The polymer obtained by the method of the present invention is transparent and has excellent color tone, so it can be used to make a wide variety of molds such as sheets, films, injection molded products of various shapes, blow molded products, pressure molded products, and vacuum molded products. It can be used as a product. In particular, the polymer obtained by the method of the present invention is
Because it has excellent whitening resistance when immersed in hot water, it can be used effectively in humid environments and in applications that come into contact with water, such as food containers, food packaging materials, toys, medical supplies, etc.
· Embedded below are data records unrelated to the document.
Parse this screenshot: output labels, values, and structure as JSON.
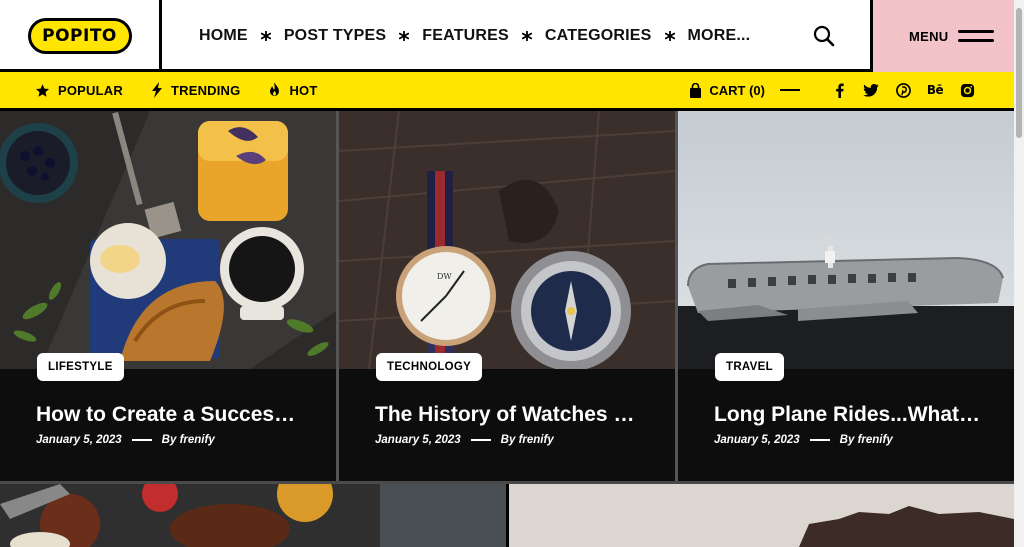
{
  "brand": {
    "logo_text": "POPITO",
    "accent": "#ffe500",
    "menu_bg": "#f2c3c8"
  },
  "nav": {
    "items": [
      {
        "label": "HOME"
      },
      {
        "label": "POST TYPES"
      },
      {
        "label": "FEATURES"
      },
      {
        "label": "CATEGORIES"
      },
      {
        "label": "MORE..."
      }
    ],
    "separator_icon": "asterisk-icon",
    "search_icon": "search-icon",
    "menu_label": "MENU",
    "menu_icon": "hamburger-icon"
  },
  "subbar": {
    "left": [
      {
        "label": "POPULAR",
        "icon": "star-icon"
      },
      {
        "label": "TRENDING",
        "icon": "bolt-icon"
      },
      {
        "label": "HOT",
        "icon": "flame-icon"
      }
    ],
    "cart_label": "CART (0)",
    "cart_icon": "bag-icon",
    "social": [
      "facebook-icon",
      "twitter-icon",
      "pinterest-icon",
      "behance-icon",
      "instagram-icon"
    ],
    "behance_text": "Bē"
  },
  "posts": [
    {
      "category": "LIFESTYLE",
      "title": "How to Create a Successful Morning Routine",
      "date": "January 5, 2023",
      "author": "By frenify"
    },
    {
      "category": "TECHNOLOGY",
      "title": "The History of Watches and Time",
      "date": "January 5, 2023",
      "author": "By frenify"
    },
    {
      "category": "TRAVEL",
      "title": "Long Plane Rides...What's Next",
      "date": "January 5, 2023",
      "author": "By frenify"
    }
  ]
}
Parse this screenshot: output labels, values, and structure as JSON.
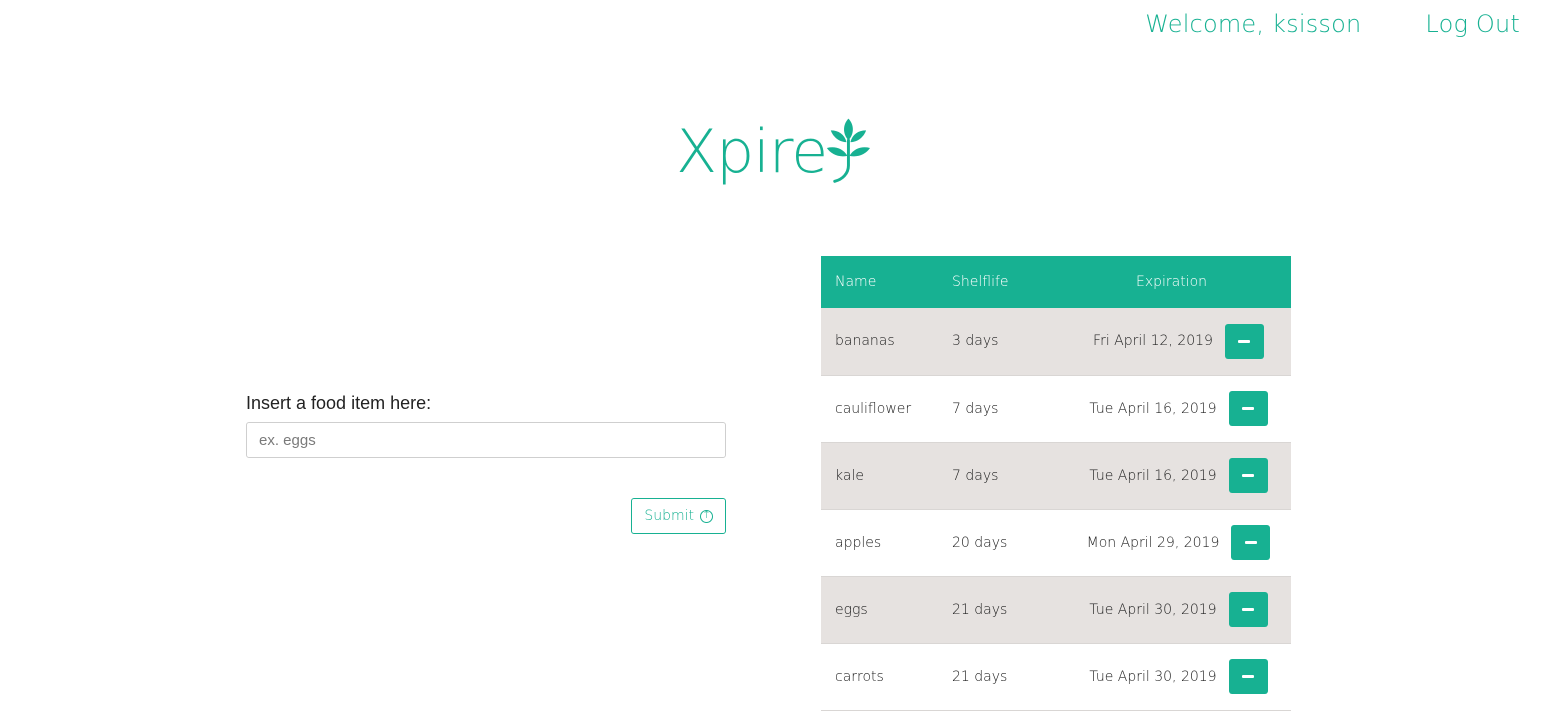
{
  "nav": {
    "welcome": "Welcome, ksisson",
    "logout": "Log Out"
  },
  "logo": {
    "text": "Xpire",
    "icon": "leaf-icon"
  },
  "form": {
    "label": "Insert a food item here:",
    "placeholder": "ex. eggs",
    "submit_label": "Submit",
    "submit_icon": "arrow-up-circle-icon"
  },
  "table": {
    "headers": [
      "Name",
      "Shelflife",
      "Expiration"
    ],
    "rows": [
      {
        "name": "bananas",
        "shelflife": "3 days",
        "expiration": "Fri April 12, 2019"
      },
      {
        "name": "cauliflower",
        "shelflife": "7 days",
        "expiration": "Tue April 16, 2019"
      },
      {
        "name": "kale",
        "shelflife": "7 days",
        "expiration": "Tue April 16, 2019"
      },
      {
        "name": "apples",
        "shelflife": "20 days",
        "expiration": "Mon April 29, 2019"
      },
      {
        "name": "eggs",
        "shelflife": "21 days",
        "expiration": "Tue April 30, 2019"
      },
      {
        "name": "carrots",
        "shelflife": "21 days",
        "expiration": "Tue April 30, 2019"
      }
    ]
  },
  "colors": {
    "accent": "#17b192",
    "row_alt": "#e6e2e0"
  }
}
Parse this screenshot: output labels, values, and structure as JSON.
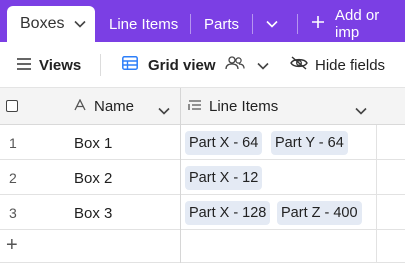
{
  "tabs": {
    "active": "Boxes",
    "items": [
      "Line Items",
      "Parts"
    ],
    "add_label": "Add or imp"
  },
  "toolbar": {
    "views_label": "Views",
    "grid_view_label": "Grid view",
    "hide_fields_label": "Hide fields"
  },
  "grid": {
    "columns": [
      {
        "label": "Name"
      },
      {
        "label": "Line Items"
      }
    ],
    "rows": [
      {
        "num": "1",
        "name": "Box 1",
        "items": [
          "Part X - 64",
          "Part Y - 64"
        ]
      },
      {
        "num": "2",
        "name": "Box 2",
        "items": [
          "Part X - 12"
        ]
      },
      {
        "num": "3",
        "name": "Box 3",
        "items": [
          "Part X - 128",
          "Part Z - 400"
        ]
      }
    ],
    "add_row_symbol": "+"
  },
  "colors": {
    "brand": "#7b3fe4",
    "chip": "#e4eaf4",
    "grid_view_icon": "#2d7ff9"
  }
}
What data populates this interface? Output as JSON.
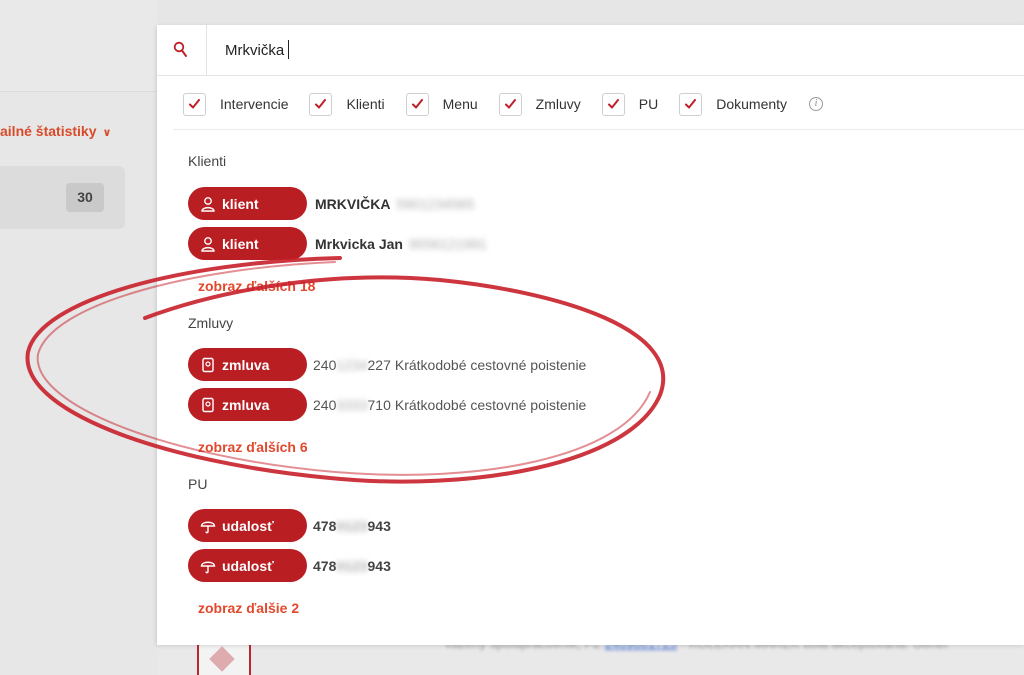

Furthermore, the method of the present invention can be applied to block copolymers of conjugated dienes and vinyl aromatic hydrocarbons, as well as conjugated diene polymers, vinyl aromatic hydrocarbon polymers, and random copolymers of conjugated dienes and vinyl aromatic hydrocarbons. It can also be used in polymers.

Claims (1)

[Scope of Claims] 1. A polymer solution obtained by polymerizing a conjugated diene and/or a vinyl aromatic hydrocarbon using an organolithium compound as an initiator in a hydrocarbon solvent in the substantial absence of water. As a terminator (i) For organolithium compounds using one or more organic acids as polymer initiators;
(ii) 0.005 to 5 parts by weight of one or more phenol compounds added to 100 parts by weight of the polymer;
A method for producing a polymer, which comprises subsequently adding a stabilizer to the polymer solution and removing the solvent.